I asked some our own own open manufacturing crew to give their assessments, here’s a selection.
Bryan Bishop:
“3D printing is just molds at the moment, correct. The timeline might not be too absurd. I think it’s all possible *right now* given critical mass support and contributors.”
Vinay Gupta:
“distributed manufacturing… **of what?** is the critical question.
mass manufacture is always going to be cheaper for things which are pretty much the same and have no need of variation – plastic buckets, paper, tires. There’s just no way, until you assume extremely sophisticated ultratechnology, that you can do that kind of stuff price competitively with mass manufacture.

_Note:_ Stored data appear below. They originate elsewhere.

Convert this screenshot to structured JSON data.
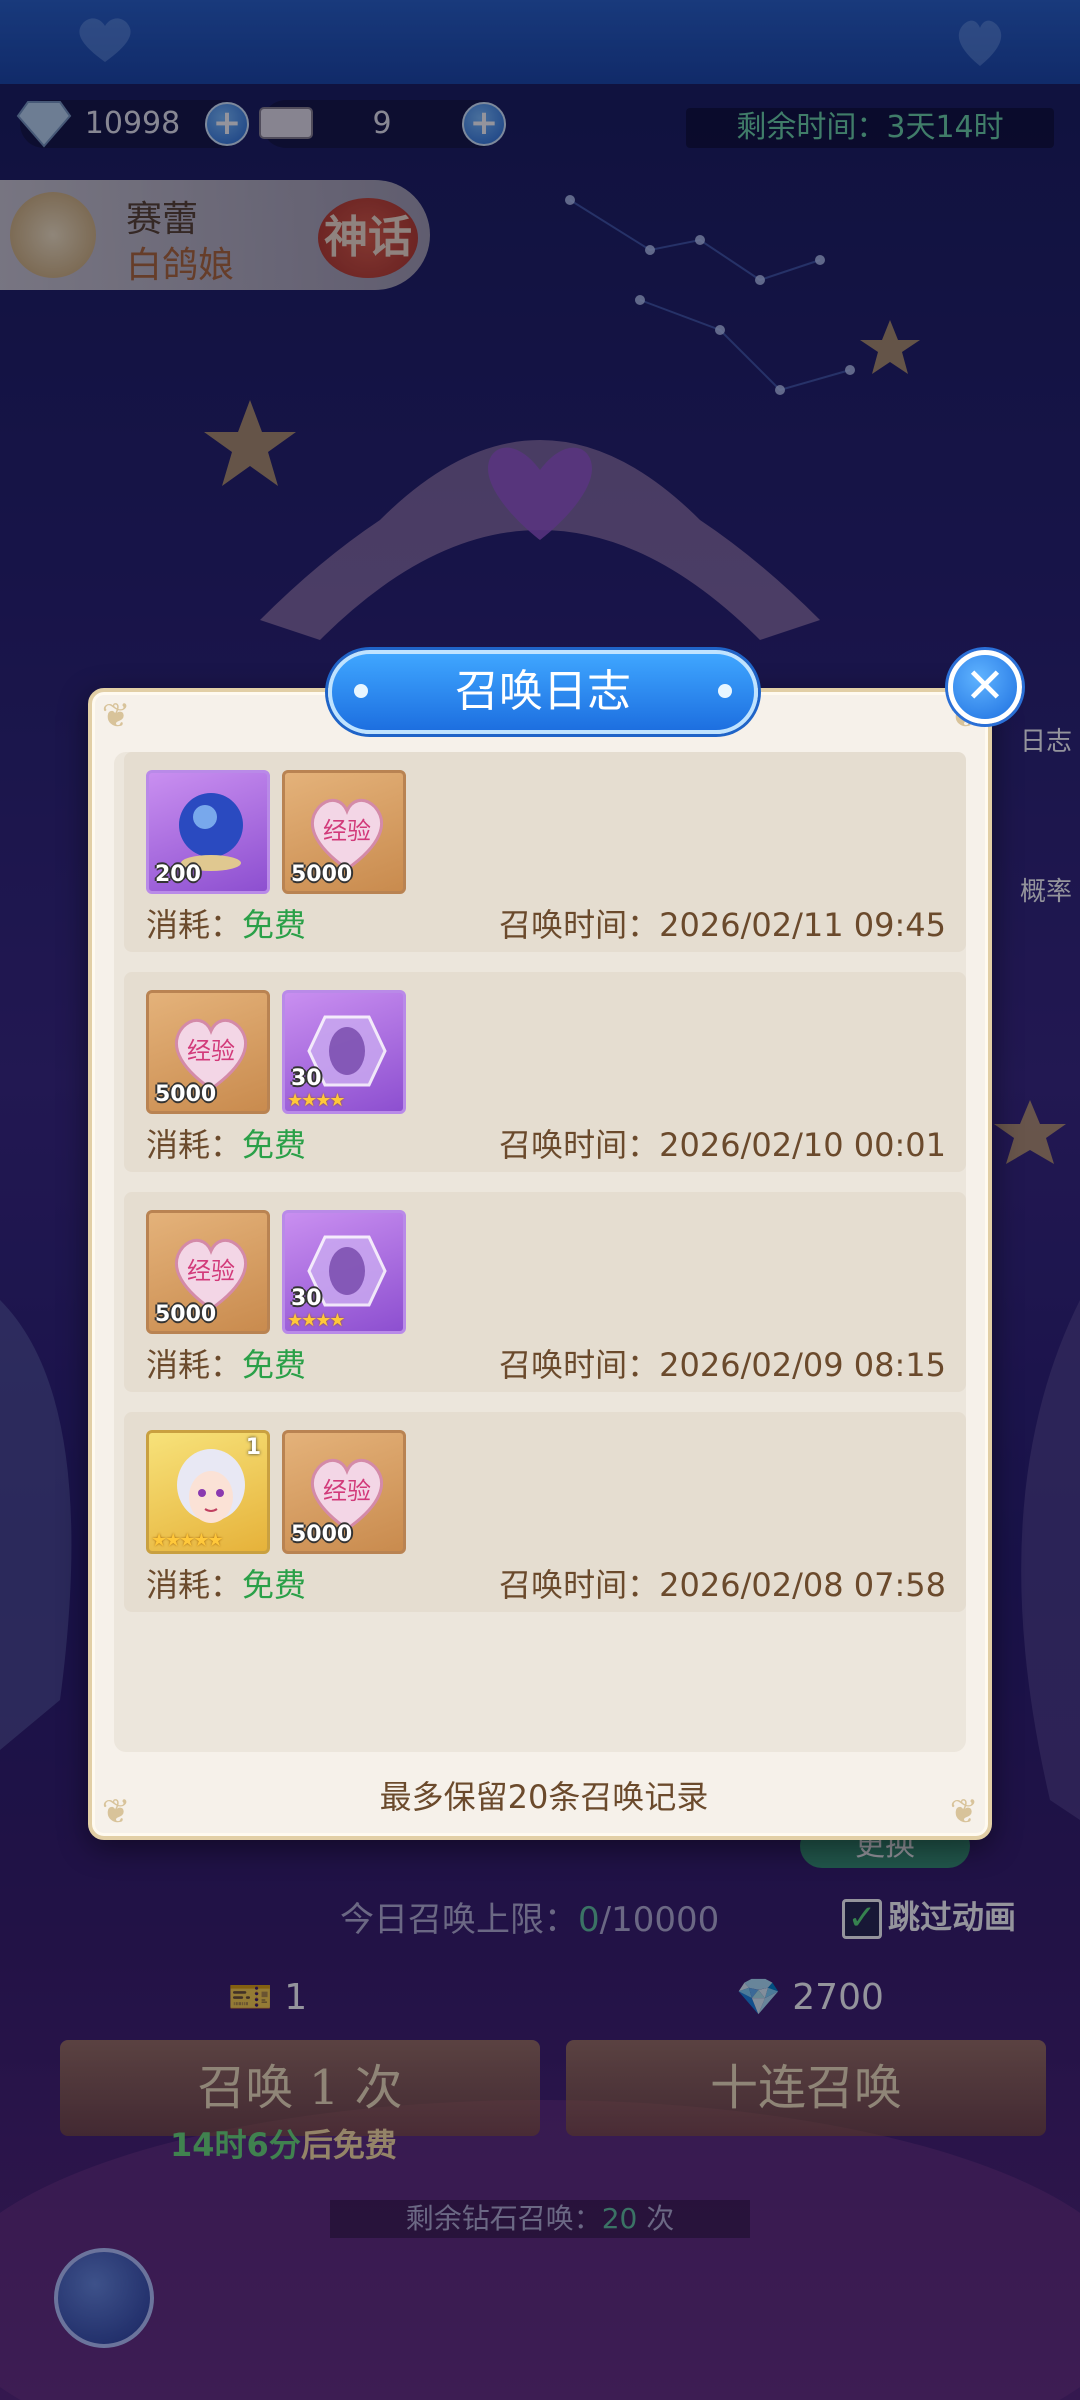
{
  "resources": {
    "diamonds": "10998",
    "tickets": "9",
    "time_left": "剩余时间：3天14时"
  },
  "hero": {
    "name": "赛蕾",
    "title": "白鸽娘",
    "rarity": "神话"
  },
  "side_buttons": {
    "log_label": "日志",
    "rate_label": "概率"
  },
  "underlay": {
    "change_label": "更换",
    "today_limit_prefix": "今日召唤上限：",
    "today_limit_used": "0",
    "today_limit_total": "/10000",
    "skip_animation": "跳过动画",
    "cost_one": "1",
    "cost_ten": "2700",
    "summon_one": "召唤 1 次",
    "summon_ten": "十连召唤",
    "free_timer_green": "14时6分",
    "free_timer_suffix": "后免费",
    "diamond_left_prefix": "剩余钻石召唤：",
    "diamond_left_count": "20",
    "diamond_left_suffix": " 次"
  },
  "modal": {
    "title": "召唤日志",
    "close_icon": "close-icon",
    "footer": "最多保留20条召唤记录",
    "records": [
      {
        "cost_label": "消耗：",
        "cost_value": "免费",
        "time_label": "召唤时间：",
        "time_value": "2026/02/11 09:45",
        "items": [
          {
            "type": "crystal-orb",
            "qty": "200"
          },
          {
            "type": "exp-heart",
            "qty": "5000"
          }
        ]
      },
      {
        "cost_label": "消耗：",
        "cost_value": "免费",
        "time_label": "召唤时间：",
        "time_value": "2026/02/10 00:01",
        "items": [
          {
            "type": "exp-heart",
            "qty": "5000"
          },
          {
            "type": "shard-crystal",
            "qty": "30",
            "stars": "★★★★"
          }
        ]
      },
      {
        "cost_label": "消耗：",
        "cost_value": "免费",
        "time_label": "召唤时间：",
        "time_value": "2026/02/09 08:15",
        "items": [
          {
            "type": "exp-heart",
            "qty": "5000"
          },
          {
            "type": "shard-crystal",
            "qty": "30",
            "stars": "★★★★"
          }
        ]
      },
      {
        "cost_label": "消耗：",
        "cost_value": "免费",
        "time_label": "召唤时间：",
        "time_value": "2026/02/08 07:58",
        "items": [
          {
            "type": "character-portrait",
            "level": "1",
            "stars": "★★★★★"
          },
          {
            "type": "exp-heart",
            "qty": "5000"
          }
        ]
      }
    ]
  },
  "colors": {
    "free_green": "#2aa048",
    "title_blue": "#1d6fe0",
    "text_brown": "#6b4a2c"
  }
}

stuff where a combination of supply chain logistics, customization, irregular demand and other factors makes mass manufacture implausible is already being done using distributed manufacturing. the biggest example of that, which nobody talks about, is housing which is all done with entirely redundantly stupid distributed manufacturing resulting in absurdly high prices for items which should come off production lines for 10% of the cost of hand-assembled individually unique boutique housing, which is currently the only model generally available.
Giant housing factories, trust me on this, giant housing factories.
The real sweet spot for distributed manufacture is stuff that people currently *aren’t* making because it’s impossible. The perfect pair of shoes, clothes you helped design, portable electronics and computers that do it your way, car seats designed to your personal ass, beds which fit perfectly in the space you have and are just as hard/soft as you like them, and so on. It’s not about direct replacement of stock with custom, it’s about custom and new in places where mass manufacturing is failing.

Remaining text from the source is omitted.